Carl Grove
Justified & Ancient
- Joined
- Dec 14, 2014
- Messages
- 2,104
- Location
- Bury St Edmunds
I've been thinking about this quite a lot the last couple of days and one thing that's struck me is that while very many older buildings have shifted in purpose over time (often several times), or have become preserved in the aspic of heritage and/or been turned into museums, gallerys and that kind of thing, railway stations are one of the few Victorian/Edwardian edifices that serve precisely the same purpose that they did when they were built, and are still used for millions of individual journeys virtually every single day of the year - year in year out. (I'm not suggesting that every station is in it's original form - but many are, or at least enough so to be recognisable to the original passengers.)
(Obviously there are other examples of such continuity - theatres would be one, but the footfall for such buildings is utterly tiny, compared to metropolitan railway stations.)
I just wonder if this might psychologically or, if you like, paranormally, make railway stations prone to a certain chronological looseness (or 'thin places' - as my terrifying Irish grandmother might have said). Certainly, from a psychogeographical point of view they should be rich habitats - and yet oddly, from my reading in that area, they seem to be under-represented environments; maybe we are just so familiar with the places that we unconsciously assimilate their atmosphere without thinking about it.
I am not at all a train buff, but I love railway stations - and have done since I was a kid: the whole of human life in all its variety, the contemplation of which is inexhaustible, and all that stuff. (I've mentioned recently that Marylebone Station always looks to me - especially on a misty late autumn or winter afternoon - that it is only just about clinging to the present time. And, as I've mentioned in the past, one of the oddest - but really quite nice - things that ever happened to me happened at a station.)
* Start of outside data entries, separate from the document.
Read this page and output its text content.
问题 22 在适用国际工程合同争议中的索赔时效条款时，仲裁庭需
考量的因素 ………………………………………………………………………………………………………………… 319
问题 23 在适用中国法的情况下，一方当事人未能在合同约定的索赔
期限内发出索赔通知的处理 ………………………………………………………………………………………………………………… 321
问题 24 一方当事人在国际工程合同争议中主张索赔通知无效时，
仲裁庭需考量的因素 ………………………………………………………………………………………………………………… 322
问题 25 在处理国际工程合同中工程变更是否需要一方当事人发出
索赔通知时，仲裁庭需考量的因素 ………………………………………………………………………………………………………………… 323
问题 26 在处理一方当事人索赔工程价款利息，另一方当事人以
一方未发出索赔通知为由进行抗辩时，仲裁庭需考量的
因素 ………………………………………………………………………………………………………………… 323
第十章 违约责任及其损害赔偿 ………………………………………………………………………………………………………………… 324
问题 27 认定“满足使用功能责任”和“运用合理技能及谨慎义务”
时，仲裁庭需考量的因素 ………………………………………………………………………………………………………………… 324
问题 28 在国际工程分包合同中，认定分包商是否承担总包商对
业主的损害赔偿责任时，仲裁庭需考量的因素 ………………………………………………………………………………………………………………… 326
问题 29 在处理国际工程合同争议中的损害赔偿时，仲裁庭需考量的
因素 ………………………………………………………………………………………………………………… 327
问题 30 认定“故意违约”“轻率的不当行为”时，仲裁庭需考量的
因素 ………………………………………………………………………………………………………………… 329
Yes, really good observations. Another related factor, if you have noticed my putting forward the idea that the earth's natural torsion fields are a factor in the generation of time and dimensional slips, is that if the fabric of a building today is much the same as it was, say 50 years ago, then the chances of an identical interference wave pattern happening today must be significantly higher, hence making a time slip more likely.